The best part of this architecture is that the business district network no longer is reliant on one or a couple of businesses. Instead, the backhaul can be provided by a long-standing resident of the area–most likely a BID or City organization–and the network can flow down the street. As local businesses come and go, the BID can merely unplug a mesh node from a departing business, and plug it in next door. The network continues to operate, and service never has to go down for more than a few minutes (if even that). In this type of community architecture, a traditional hub-and-spoke network would be unmanageable.
New York City represents a great challenge for any wireless network. The dense metropolitan area covers about 240 square miles, and much of that area is covered by buildings 20 or more stories in height. New York is truly a huge, three dimensional city.

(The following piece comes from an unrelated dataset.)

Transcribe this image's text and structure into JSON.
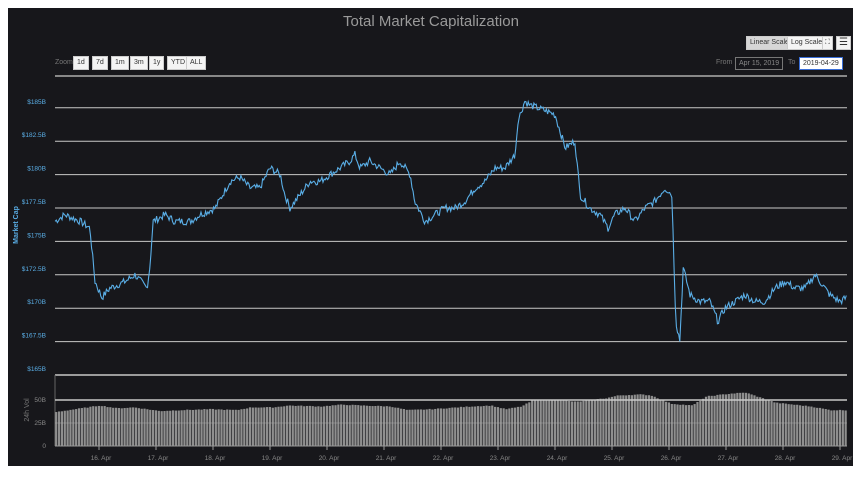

Creating a large scale wireless network throughout New York represents a great challenge–one that NYCwireless would love to help solve. In all likelihood, any solution that makes this endeavor tractable will need to make use of multiple network technologies, and combine network deployments from a number of providers. To be sure, New York will require more ingenuity than that of Philadelphia’s, San Francisco’s, and Boston’s wireless city plans.
Here again, mesh networks can play multiple roles. Nodes can disburse wireless internet backhaul from the city’s dark fiber and existing excess bandwidth via a mesh network mounted on lamp posts. That network can feed separate mesh networks that draw the internet up into and throughout a building like a tree drinks water. And people and businesses can move their lives and their livelihoods from building to building without causing network disturbances.
With the help of mesh networks, New York can become a living, organic city, whose lifeblood is the packets of information that flows freely from point to point, person to person, bouncing around automatically finding its way to and from the internet.